HARPER: Born to run

This Saturday, I am planning to participate in Al’s Run for the second time. I’m excited about the race for a number of reasons.

First, every runner gets a T-shirt for participating, which means one more day I won’t have to do laundry.

Second, I recently ran a half-marathon and therefore feel absolutely no obligation to train for Al’s Run.

Finally, my dad, who ran track at Marquette, is running the race with me. Because raising a family and honing his dentistry skills took precedence over running for the past 25 years, I’m confident I can beat him.

Ironically, I never used to like running. It was easily the dumbest form of exercise we learned in elementary school gym class. Unlike basketball, football and the sports I considered “real,”  there were no rules, no objective — besides being fast — and therefore nothing to keep my wandering mind interested. We were just supposed to run.

Unfortunately, God decided to leave me with a preteen’s physical attributes until the age of 17. By that point, I had come to the painful conclusion Big East scouts probably wouldn’t have any interest recruiting me for my ability to quickly get water to my teammates. Running, as dull, pointless and tiresome as it was, seemed like the only way for me to stay in shape.

If I disliked running in high school, however, I hated it when I got to college.

As a freshman, I would begin my runs at McCormick Hall and head along Wisconsin Avenue toward the Milwaukee Art Museum. Along the way, cars honked, middle fingers waved, red lights stopped me and people blew smoke in my face.
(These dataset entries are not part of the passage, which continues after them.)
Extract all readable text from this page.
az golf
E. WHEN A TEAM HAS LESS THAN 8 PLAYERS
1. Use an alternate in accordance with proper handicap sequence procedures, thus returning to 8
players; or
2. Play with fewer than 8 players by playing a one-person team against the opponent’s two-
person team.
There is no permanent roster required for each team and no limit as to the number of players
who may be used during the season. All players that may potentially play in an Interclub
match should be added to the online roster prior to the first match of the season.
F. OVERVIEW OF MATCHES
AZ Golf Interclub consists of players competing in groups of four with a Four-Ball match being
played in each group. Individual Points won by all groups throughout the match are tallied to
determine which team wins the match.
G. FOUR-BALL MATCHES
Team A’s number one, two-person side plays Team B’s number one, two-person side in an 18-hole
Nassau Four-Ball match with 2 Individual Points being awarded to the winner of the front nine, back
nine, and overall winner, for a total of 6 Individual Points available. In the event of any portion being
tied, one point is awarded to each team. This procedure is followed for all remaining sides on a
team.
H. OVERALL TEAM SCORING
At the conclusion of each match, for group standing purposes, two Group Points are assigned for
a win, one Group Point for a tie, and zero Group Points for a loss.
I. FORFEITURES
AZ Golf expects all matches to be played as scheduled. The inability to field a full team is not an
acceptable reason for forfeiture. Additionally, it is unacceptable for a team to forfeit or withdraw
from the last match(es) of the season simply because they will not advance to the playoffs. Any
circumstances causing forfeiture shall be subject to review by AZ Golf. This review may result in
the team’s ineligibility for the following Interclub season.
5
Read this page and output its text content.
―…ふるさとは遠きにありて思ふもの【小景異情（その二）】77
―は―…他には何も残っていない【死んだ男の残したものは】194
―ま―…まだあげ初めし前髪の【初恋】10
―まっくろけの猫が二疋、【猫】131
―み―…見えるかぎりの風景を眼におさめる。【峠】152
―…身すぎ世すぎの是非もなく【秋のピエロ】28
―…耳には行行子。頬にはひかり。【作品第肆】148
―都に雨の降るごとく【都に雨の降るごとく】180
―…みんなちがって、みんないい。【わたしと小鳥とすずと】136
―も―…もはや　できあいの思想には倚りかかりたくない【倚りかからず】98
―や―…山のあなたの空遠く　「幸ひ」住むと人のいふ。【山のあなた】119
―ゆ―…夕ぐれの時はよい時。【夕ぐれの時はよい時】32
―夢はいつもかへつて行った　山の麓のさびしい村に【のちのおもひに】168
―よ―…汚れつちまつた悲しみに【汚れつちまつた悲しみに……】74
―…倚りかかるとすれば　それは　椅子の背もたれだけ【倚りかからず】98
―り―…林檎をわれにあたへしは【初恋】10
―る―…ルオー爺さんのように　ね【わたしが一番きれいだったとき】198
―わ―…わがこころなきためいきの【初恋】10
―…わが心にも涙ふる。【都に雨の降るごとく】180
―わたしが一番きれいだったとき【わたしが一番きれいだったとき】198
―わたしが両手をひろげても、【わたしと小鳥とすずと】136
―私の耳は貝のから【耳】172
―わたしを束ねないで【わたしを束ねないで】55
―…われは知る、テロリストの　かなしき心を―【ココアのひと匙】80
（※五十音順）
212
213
I decided walking to class would suffice for exercise.

A few considerations made me rethink my position.

When I became a sophomore, stress from a more difficult course load meant I would either have to exercise or lose my mind. I chose the former, but because of my generous unwillingness to go to the Rec Center and embarrass other students with my shockingly huge biceps, I opted to give running another shot.

By this time, I was living in Schroeder Hall, so I ran along Wells Street. This was a welcome change; with less traffic, far more beautiful buildings like City Hall and a good view of the Bronze Fonz, Wells made running a kind of enjoyable study break.

It was my time studying abroad in South Africa, however, that made me finally fall in love with running.

Near the house I stayed at in Cape Town was a forest trail that led to the Rhodes Memorial, a marble building that offered a panoramic view of the city and the Atlantic Ocean.

After the memorial was a path decorated by Table Mountain on one side and the city on the other. The path wound through the University of Cape Town’s beautiful campus and led to a road taking me back to my house.

My experiences teaching in two South African primary schools and interacting with completely unfamiliar cultures gave me a lot to think about, and running gave me a good avenue for thinking.

As I trudged along my chosen route a few times each week, sometimes alone and sometimes with one of my housemates, I would go over my day, think about my family and friends back home and try to draw connections between the various lessons I was learning.

Running was no longer the way I chose to exercise or some task I had to grudgingly accomplish. It was the best method I had for reflecting on what I was going through.

Sometimes, the things we initially like the least can teach us the most.

Of course, it is best to spend our time doing what we enjoy and what makes us happy, but occasionally, it’s worth sticking with something boring or unpleasant to see what it has in store for us. After all, my late growth spurt turned out to be one of the best things that could have happened.

Classic God … always working in mysterious ways.